TB: I hope this doesn’t sound like a cop-out, but, rather than having a single dream project, I really enjoy being able to do a wide variety of projects. I feel lucky to have gotten the chance to score drama, horror, romantic comedies, family films, period pieces, animated and live action, short-form, long-form…each project has its own set of challenges and rewards and a chance to explore a different musical vocabulary.
NF: I would love to do a TV show – something experimental mixing acoustic guitar and old analog synthesizers – which would set the tone – and then mess with themes for different characters. I like working fast, capturing initial emotional reactions – I don’t like tinkering or overthinking scenes.
TV shows have hard deadlines and I like that pressure, to finish work fast to move on to a new scene or episode. Then the end result could feel more natural and fun.

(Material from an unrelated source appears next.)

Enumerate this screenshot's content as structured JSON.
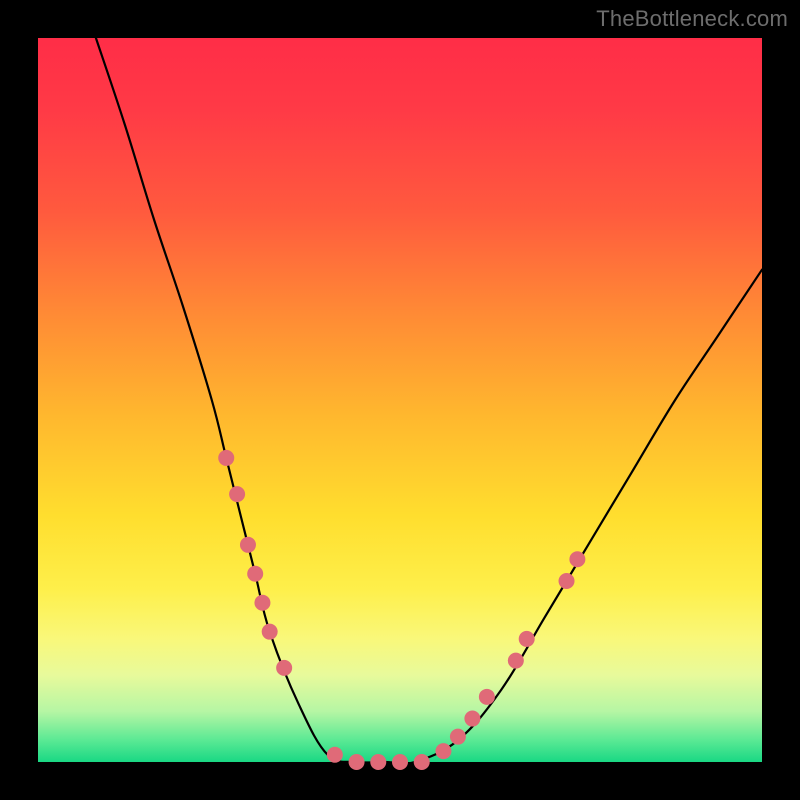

ST: What projects do you have coming up that you are excited about?
TB: I’m really excited to have scored the fifth season of Beyblade Burst. It was an amazing opportunity to work with a world-class international production team. I enjoyed being able to score for adventure, drama, and comedy, but I especially loved getting the chance to do some really frenetic battle cues.
I’m also really excited for the movie Cagefighter, which was just released October 9th in the US. It was a fun opportunity to draw musical inspiration from some classic sports/action films and try to create something anthemic.
NF: I’ve been doing a lot of theme songs for cartoons lately – I haven’t landed any yet (fingers crossed), but that’s been the gig. I get asked to do a lot of original music for supervisors and a couple small boutique libraries, and I also work as an assistant to a composer for a show on Netflix, but, with the pandemic, production has shut down on so many shows. Hoping things can start back up again on that.
ST: What is your favorite kind of soup?
TB: My kids make fun of me because I put too much hot sauce in my soup and don’t realize how spicy it is until I hit the last few spoonfuls. I like Italian Wedding with extra hot sauce.
NF: Sorry, when it comes to food, I am suuuuper boring – I keep it pretty simple, and I gotta go with chicken noodle.
Two great classic soups! Thanks, Nik and Todd!